Slashdot Mirror


How Much Bandwidth is Required to Aggregate Blogs?

Kevin Burton writes "Technorati recently published that they're seeing 900k new posts per day. PubSub says they're seeing 1.8M. With all these posts per day how much raw bandwidth is required? Due to innefficiencies in RSS aggregation protocols a little math is required to understand this problem." And more importantly, with millions of posts, what percentage of them have any real value, and how do busy people find that .001%?

2 of 209 comments (clear)

  1. Re:How much?
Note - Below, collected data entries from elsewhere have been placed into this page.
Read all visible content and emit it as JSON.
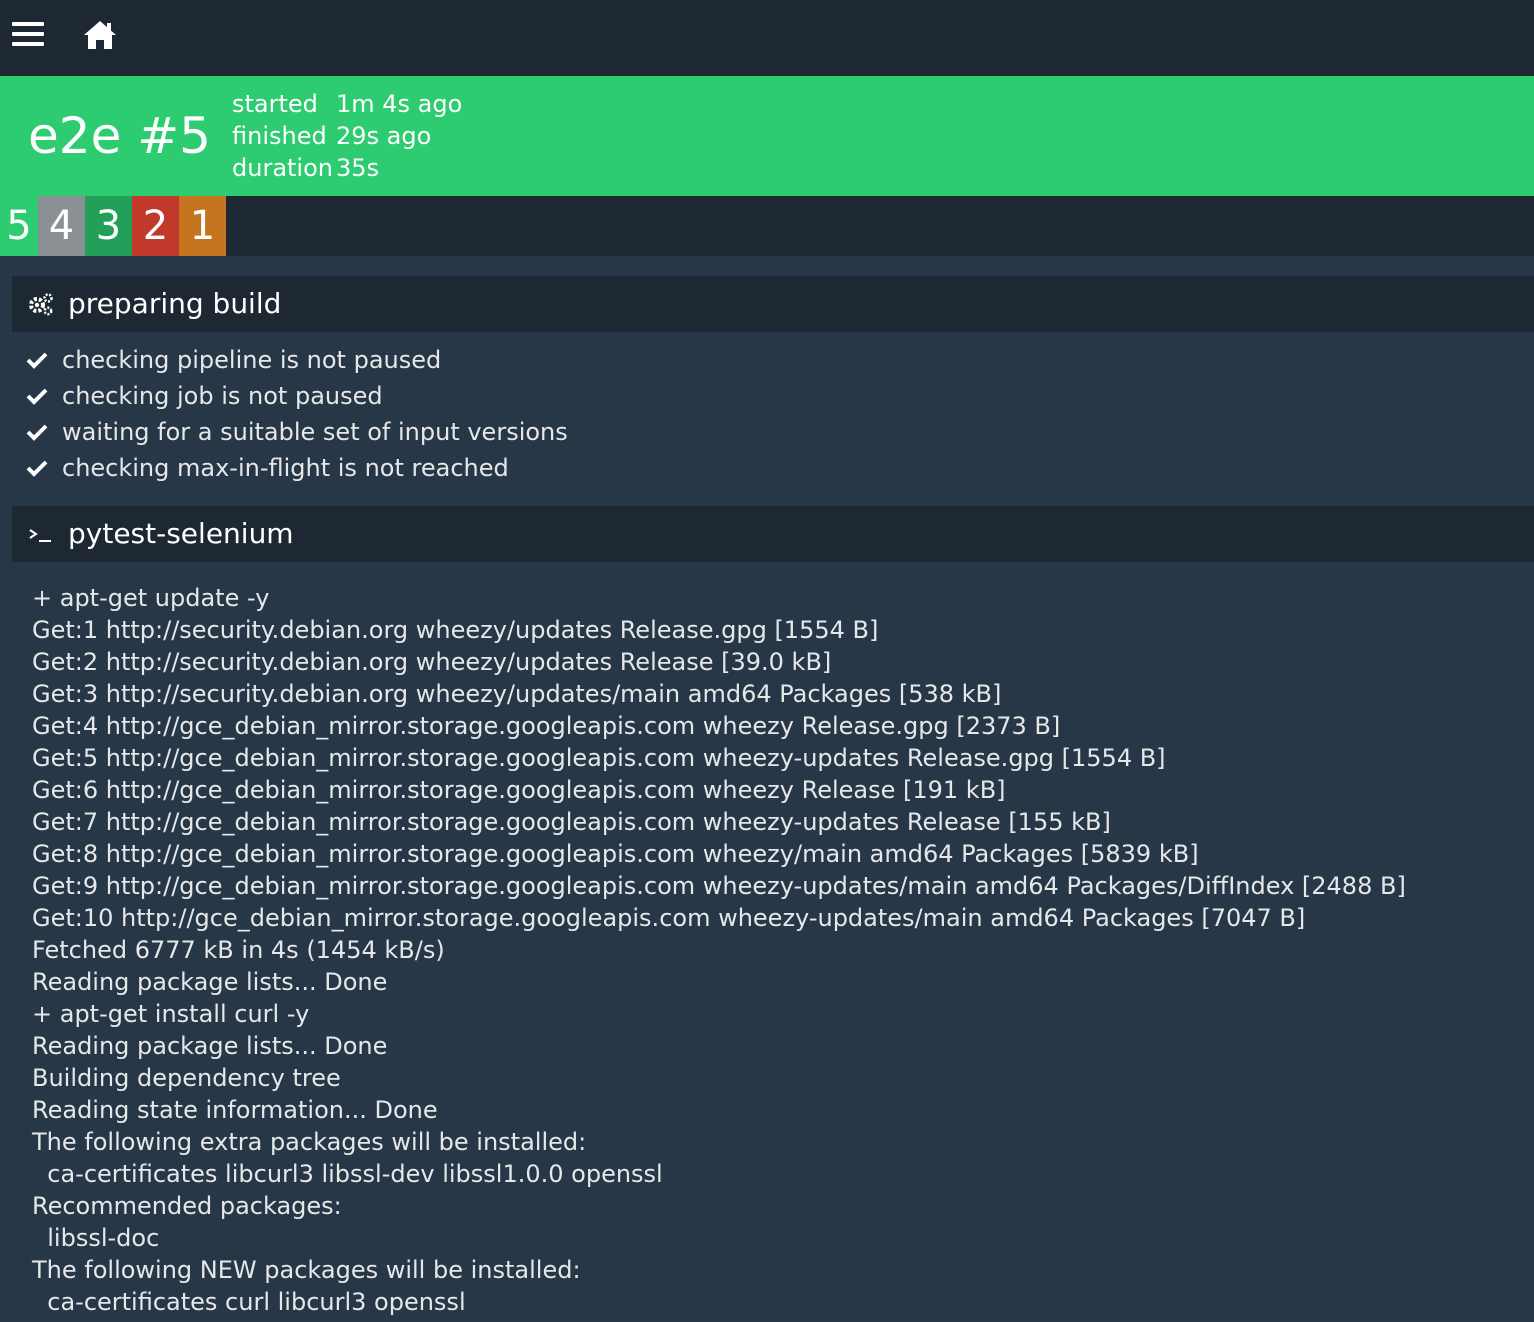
{
  "nav": {
    "menu_icon": "hamburger-menu-icon",
    "home_icon": "home-icon"
  },
  "build": {
    "title": "e2e #5",
    "times": [
      {
        "label": "started",
        "value": "1m 4s ago"
      },
      {
        "label": "finished",
        "value": "29s ago"
      },
      {
        "label": "duration",
        "value": "35s"
      }
    ]
  },
  "tabs": [
    {
      "label": "5",
      "status": "succeeded",
      "color": "#2ecc71"
    },
    {
      "label": "4",
      "status": "aborted",
      "color": "#8b9094"
    },
    {
      "label": "3",
      "status": "succeeded",
      "color": "#22a05a"
    },
    {
      "label": "2",
      "status": "failed",
      "color": "#c0392b"
    },
    {
      "label": "1",
      "status": "errored",
      "color": "#c57420"
    }
  ],
  "preparing": {
    "title": "preparing build",
    "icon": "gears-icon",
    "steps": [
      "checking pipeline is not paused",
      "checking job is not paused",
      "waiting for a suitable set of input versions",
      "checking max-in-flight is not reached"
    ]
  },
  "task": {
    "title": "pytest-selenium",
    "icon": "terminal-icon",
    "log": [
      "+ apt-get update -y",
      "Get:1 http://security.debian.org wheezy/updates Release.gpg [1554 B]",
      "Get:2 http://security.debian.org wheezy/updates Release [39.0 kB]",
      "Get:3 http://security.debian.org wheezy/updates/main amd64 Packages [538 kB]",
      "Get:4 http://gce_debian_mirror.storage.googleapis.com wheezy Release.gpg [2373 B]",
      "Get:5 http://gce_debian_mirror.storage.googleapis.com wheezy-updates Release.gpg [1554 B]",
      "Get:6 http://gce_debian_mirror.storage.googleapis.com wheezy Release [191 kB]",
      "Get:7 http://gce_debian_mirror.storage.googleapis.com wheezy-updates Release [155 kB]",
      "Get:8 http://gce_debian_mirror.storage.googleapis.com wheezy/main amd64 Packages [5839 kB]",
      "Get:9 http://gce_debian_mirror.storage.googleapis.com wheezy-updates/main amd64 Packages/DiffIndex [2488 B]",
      "Get:10 http://gce_debian_mirror.storage.googleapis.com wheezy-updates/main amd64 Packages [7047 B]",
      "Fetched 6777 kB in 4s (1454 kB/s)",
      "Reading package lists... Done",
      "+ apt-get install curl -y",
      "Reading package lists... Done",
      "Building dependency tree",
      "Reading state information... Done",
      "The following extra packages will be installed:",
      "  ca-certificates libcurl3 libssl-dev libssl1.0.0 openssl",
      "Recommended packages:",
      "  libssl-doc",
      "The following NEW packages will be installed:",
      "  ca-certificates curl libcurl3 openssl"
    ]
  }
}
If everyone GZipped, a lot less! by Madd+Scientist · · Score: 5, Informative
    i used gzip with apache at an old job and we ran into a problem with it... some obscure header problem in conjunction with mod-rewrite.

    so i wouldn't say ANY site using apache... but probably most. the real problem there is with compression load on the servers... gzip compression doesn't just happen you know, it takes CPU cycles that could be being used to just push data rather than encode it.

  2. Gzip helps, but the real win is conditional get by epeus · · Score: 4, Informative

    If your weblog server implements ETag and Last-Modified, my spider can send a one packet request with the values I last saw from you, and you can send a one packet 304 response if nothing has changed.

    Charles Miller explained this well a few years ago.

    (I run the spiders at Technorati).